Le lundi 6 janvier s’ouvrait devant le tribunal judiciaire de Paris le procès du financement libyen de la campagne présidentielle de Nicolas Sarkozy en 2007. Le surlendemain sortait en salles ce documentaire. Son titre lance un pari : rendre intelligibles des faits matériellement établis dont la stratégie de défense du principal accusé consiste à affirmer qu’on n’y comprend rien.

Le pari est réussi. Grâce à une narration très pédagogique, on comprend le pacte faustien qui se met en place à partir de 2005 entre le ministre de l’intérieur de Jacques Chirac, bientôt candidat à sa succession, et le Guide libyen. Nicolas Sarkozy et son entourage chercheront à profiter de sa proverbiale prodigalité. En échange ils lui font miroiter l’amnistie d’Abdallah Senoussi, le beau-frère de Kadhafi, principal accusé de l’attentat contre le DC-10 d’UTA abattu par un missile libyen en 1989. Et une fois installé à l’Elysée, Nicolas Sarkozy réhabilitera le dictateur en l’invitant en grande pompe à Paris. Cela n’empêchera pas la France de Sarkozy de lâcher son encombrant créditeur, de prendre parti après les Printemps arabes pour l’opposition libyenne, d’accélérer la chute du dictateur et de provoquer sa mort en octobre 2011.

Le documentaire dresse un réquisitoire implacable. L’enquête menée par Fabrice Arfi et Karl Laske ne laisse guère la place au doute. La défense déployée par Nicolas Sarkozy convainc moins qu’elle ne prête à rire, souvent tournée en ridicule par un montage qui ne la ménage pas.

Le documentaire, comme le débat passionnant qui l’a suivi hier soir à l’Espace Saint-Michel, laisse toutefois un malaise. Sans doute démontre-t-il le rôle vital des médias dans nos démocraties. Il démontre aussi, si besoin en était, par son existence même, que la France est loin d’avoir glissé dans la dictature.

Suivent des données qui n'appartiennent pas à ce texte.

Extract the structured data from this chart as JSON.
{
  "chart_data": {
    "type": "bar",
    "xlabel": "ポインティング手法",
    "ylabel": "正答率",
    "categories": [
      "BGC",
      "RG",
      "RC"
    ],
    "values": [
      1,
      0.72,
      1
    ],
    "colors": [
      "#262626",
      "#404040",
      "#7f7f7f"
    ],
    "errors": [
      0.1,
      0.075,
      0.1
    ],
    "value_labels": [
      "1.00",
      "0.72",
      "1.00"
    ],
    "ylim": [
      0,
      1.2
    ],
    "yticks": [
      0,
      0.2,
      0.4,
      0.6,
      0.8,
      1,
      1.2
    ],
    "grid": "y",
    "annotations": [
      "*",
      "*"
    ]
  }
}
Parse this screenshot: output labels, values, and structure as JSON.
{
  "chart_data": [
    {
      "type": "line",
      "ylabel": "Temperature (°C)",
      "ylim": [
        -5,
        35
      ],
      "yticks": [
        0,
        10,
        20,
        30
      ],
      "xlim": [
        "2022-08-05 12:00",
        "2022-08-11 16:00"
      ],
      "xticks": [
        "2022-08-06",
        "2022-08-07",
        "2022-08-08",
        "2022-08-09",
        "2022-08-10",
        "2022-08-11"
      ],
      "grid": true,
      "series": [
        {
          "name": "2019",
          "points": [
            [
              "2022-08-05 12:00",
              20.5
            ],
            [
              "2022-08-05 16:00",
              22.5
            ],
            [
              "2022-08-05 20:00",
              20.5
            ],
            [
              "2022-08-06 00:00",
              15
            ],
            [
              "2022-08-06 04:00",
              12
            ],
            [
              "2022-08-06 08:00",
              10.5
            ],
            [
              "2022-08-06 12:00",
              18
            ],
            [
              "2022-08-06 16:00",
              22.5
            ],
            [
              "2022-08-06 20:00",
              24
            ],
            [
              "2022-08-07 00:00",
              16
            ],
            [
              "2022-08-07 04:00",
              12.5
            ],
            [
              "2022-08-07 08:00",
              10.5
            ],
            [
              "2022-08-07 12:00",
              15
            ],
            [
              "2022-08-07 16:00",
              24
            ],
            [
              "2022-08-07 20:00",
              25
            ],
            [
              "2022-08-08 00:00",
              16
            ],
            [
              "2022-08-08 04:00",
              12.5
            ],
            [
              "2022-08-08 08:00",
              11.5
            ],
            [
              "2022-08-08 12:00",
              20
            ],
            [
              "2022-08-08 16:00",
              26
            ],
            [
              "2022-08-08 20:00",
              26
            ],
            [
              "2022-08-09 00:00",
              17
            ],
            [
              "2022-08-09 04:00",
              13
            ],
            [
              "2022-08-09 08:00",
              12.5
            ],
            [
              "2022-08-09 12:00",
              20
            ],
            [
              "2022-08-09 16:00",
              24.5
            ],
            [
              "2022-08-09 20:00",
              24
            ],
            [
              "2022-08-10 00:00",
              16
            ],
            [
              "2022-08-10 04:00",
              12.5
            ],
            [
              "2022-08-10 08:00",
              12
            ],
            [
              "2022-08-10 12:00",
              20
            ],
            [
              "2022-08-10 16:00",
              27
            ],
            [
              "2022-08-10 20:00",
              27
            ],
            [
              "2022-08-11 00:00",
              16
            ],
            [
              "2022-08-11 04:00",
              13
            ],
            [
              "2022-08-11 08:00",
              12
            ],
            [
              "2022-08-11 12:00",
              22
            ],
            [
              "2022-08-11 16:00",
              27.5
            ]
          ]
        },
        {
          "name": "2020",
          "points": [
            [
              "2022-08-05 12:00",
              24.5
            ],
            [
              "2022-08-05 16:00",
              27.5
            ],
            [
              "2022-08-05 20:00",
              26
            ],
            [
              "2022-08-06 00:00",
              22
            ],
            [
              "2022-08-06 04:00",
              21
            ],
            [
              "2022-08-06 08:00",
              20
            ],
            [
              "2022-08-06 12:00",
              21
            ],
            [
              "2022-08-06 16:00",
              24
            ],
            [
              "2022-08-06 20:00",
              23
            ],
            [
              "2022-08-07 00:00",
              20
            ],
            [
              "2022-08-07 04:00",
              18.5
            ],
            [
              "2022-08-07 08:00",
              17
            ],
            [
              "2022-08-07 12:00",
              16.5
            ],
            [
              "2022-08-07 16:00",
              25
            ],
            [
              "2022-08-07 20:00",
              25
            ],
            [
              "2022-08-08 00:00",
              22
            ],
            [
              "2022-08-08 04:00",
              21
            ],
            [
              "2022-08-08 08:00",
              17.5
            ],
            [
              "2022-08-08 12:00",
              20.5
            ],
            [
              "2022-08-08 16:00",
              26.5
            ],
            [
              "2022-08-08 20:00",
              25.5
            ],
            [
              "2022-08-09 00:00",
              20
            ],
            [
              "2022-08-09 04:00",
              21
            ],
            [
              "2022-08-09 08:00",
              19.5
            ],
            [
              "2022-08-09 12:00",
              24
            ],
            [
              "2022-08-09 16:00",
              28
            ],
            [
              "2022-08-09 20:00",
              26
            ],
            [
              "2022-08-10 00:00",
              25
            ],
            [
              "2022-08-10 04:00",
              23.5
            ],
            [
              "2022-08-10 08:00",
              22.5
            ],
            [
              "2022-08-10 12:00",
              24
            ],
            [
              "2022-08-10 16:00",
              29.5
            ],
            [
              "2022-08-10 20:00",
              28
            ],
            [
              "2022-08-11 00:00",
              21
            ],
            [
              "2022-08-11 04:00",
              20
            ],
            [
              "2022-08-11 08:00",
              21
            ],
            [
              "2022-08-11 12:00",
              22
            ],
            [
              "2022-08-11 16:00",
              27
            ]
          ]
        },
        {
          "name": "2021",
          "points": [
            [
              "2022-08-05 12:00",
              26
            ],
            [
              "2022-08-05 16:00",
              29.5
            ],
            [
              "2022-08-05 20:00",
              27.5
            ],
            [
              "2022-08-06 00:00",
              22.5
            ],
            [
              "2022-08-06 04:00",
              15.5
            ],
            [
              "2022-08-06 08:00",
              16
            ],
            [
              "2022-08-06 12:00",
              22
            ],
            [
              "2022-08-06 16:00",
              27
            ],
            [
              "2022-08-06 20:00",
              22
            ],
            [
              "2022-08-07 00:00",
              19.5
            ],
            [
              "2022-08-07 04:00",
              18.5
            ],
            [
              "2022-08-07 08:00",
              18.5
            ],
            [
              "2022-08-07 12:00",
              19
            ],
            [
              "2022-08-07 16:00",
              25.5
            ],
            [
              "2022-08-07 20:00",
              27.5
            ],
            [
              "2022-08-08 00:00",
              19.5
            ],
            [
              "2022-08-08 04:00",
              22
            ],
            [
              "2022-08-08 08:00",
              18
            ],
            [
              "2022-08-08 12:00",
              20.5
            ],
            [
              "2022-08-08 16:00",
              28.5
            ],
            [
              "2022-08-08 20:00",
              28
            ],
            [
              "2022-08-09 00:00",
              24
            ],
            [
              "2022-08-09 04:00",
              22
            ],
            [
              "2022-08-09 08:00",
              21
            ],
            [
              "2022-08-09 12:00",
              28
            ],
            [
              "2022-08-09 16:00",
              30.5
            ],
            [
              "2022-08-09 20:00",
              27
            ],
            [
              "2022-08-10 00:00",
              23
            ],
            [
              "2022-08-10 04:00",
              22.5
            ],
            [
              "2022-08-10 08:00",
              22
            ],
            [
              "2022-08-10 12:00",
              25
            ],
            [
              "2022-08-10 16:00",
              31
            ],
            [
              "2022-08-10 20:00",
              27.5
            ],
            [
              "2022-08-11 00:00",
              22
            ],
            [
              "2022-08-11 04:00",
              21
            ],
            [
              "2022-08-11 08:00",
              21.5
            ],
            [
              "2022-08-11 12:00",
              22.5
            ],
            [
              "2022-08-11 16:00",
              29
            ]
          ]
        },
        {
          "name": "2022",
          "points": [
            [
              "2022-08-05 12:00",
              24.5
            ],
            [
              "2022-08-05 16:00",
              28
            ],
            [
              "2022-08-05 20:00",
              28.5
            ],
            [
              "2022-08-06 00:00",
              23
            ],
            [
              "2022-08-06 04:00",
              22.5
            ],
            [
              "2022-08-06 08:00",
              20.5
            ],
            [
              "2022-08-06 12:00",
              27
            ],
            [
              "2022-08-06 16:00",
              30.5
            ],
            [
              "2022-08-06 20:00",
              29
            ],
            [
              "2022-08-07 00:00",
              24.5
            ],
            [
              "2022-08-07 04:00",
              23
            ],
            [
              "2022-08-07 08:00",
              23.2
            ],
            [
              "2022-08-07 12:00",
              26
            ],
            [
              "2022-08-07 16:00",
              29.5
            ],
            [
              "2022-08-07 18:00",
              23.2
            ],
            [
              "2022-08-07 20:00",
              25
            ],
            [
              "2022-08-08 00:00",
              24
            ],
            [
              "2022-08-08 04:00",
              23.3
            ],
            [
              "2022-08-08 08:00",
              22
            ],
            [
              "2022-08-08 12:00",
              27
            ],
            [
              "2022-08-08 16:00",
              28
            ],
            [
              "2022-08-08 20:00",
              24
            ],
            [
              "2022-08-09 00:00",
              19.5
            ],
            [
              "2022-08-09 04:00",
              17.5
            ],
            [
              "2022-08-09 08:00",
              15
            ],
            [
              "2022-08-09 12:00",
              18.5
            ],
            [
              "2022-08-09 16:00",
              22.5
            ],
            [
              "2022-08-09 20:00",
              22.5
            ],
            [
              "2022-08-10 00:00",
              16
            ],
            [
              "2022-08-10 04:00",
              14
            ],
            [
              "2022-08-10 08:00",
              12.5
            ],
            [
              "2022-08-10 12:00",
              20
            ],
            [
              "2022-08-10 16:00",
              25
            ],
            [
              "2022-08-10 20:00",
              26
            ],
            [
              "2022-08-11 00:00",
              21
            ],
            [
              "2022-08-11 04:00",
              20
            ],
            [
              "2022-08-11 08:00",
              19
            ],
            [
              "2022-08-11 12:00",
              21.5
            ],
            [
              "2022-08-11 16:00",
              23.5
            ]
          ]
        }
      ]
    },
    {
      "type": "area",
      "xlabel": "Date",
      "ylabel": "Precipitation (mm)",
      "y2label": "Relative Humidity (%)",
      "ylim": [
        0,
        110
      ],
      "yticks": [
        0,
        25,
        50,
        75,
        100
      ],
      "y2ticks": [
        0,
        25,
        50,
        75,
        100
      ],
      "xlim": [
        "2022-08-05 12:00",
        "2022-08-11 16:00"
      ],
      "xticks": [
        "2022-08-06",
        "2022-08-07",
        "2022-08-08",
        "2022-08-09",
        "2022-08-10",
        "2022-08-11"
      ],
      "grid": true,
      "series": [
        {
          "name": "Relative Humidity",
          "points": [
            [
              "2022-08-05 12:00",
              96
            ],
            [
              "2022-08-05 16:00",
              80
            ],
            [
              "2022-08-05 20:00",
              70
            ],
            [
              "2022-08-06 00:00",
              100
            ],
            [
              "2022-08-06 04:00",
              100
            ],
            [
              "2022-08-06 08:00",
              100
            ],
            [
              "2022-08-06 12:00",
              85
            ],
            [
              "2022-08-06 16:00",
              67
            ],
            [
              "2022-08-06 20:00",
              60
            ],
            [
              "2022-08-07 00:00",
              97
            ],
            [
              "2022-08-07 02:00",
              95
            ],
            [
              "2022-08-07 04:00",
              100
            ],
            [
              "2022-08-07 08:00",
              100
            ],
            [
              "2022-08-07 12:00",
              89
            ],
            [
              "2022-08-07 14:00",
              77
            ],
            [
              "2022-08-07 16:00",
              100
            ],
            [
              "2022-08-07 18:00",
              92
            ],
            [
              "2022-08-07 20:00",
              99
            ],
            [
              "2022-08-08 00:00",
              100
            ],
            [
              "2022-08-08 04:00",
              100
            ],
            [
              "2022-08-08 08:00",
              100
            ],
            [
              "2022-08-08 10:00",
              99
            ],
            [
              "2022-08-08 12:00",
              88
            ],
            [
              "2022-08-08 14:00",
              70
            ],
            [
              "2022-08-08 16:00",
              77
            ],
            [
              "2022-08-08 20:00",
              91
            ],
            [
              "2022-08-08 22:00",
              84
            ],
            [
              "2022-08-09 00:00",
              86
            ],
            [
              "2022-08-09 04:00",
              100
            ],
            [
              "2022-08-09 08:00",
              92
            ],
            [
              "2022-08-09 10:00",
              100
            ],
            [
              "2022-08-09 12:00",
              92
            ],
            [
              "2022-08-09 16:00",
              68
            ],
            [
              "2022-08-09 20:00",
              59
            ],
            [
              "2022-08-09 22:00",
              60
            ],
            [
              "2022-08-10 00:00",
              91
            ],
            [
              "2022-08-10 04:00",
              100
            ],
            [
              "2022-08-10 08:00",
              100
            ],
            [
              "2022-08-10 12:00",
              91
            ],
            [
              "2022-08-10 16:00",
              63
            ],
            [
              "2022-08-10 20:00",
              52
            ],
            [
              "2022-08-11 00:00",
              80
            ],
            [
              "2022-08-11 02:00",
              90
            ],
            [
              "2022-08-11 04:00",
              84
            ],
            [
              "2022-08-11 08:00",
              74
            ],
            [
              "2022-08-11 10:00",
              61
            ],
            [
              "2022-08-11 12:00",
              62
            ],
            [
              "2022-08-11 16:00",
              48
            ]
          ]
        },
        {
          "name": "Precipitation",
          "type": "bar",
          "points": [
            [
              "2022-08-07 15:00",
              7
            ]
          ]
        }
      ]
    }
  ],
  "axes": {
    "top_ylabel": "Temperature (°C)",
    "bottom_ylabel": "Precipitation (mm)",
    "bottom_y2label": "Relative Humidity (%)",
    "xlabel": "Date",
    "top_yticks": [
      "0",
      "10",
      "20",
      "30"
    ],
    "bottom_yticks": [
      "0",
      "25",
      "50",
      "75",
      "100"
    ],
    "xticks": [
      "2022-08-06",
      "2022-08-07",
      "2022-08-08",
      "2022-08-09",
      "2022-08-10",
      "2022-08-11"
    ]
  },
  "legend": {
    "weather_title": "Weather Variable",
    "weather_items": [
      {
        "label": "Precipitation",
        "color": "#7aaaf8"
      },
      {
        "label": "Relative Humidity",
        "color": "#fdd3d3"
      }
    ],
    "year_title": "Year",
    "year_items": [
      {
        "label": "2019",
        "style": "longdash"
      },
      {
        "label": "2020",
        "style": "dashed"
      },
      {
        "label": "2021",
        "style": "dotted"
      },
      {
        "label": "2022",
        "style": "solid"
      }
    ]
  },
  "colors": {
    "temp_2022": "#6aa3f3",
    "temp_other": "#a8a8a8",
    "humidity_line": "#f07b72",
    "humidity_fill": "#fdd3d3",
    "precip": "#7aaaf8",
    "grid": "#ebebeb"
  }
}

SI malaise il y a, c’est sur le rôle de la Justice. Mediapart est un média pas un juge. Il mène une enquête et a le mérite de révéler au public des faits graves qui sans lui seraient restés méconnus.. Mais Mediapart préjuge pour nous une affaire qu’il appartient à la Justice, et à elle seule, de trancher. La Justice le fera en respectant les droits de la défense et la présomption d’innocence. Rien de tel chez Médiapart. Certes, un carton au début du film, un autre à la fin rappellent ce principe cardinal de notre État de droit. Mais on sent un peu trop la pression des avocats soucieux de se prémunir contre toute poursuite judiciaire derrière cette mention prudente. Un juge d’instruction instruit à charge et à décharge. On ne sent guère chez Mediapart le souci d’une telle impartialité.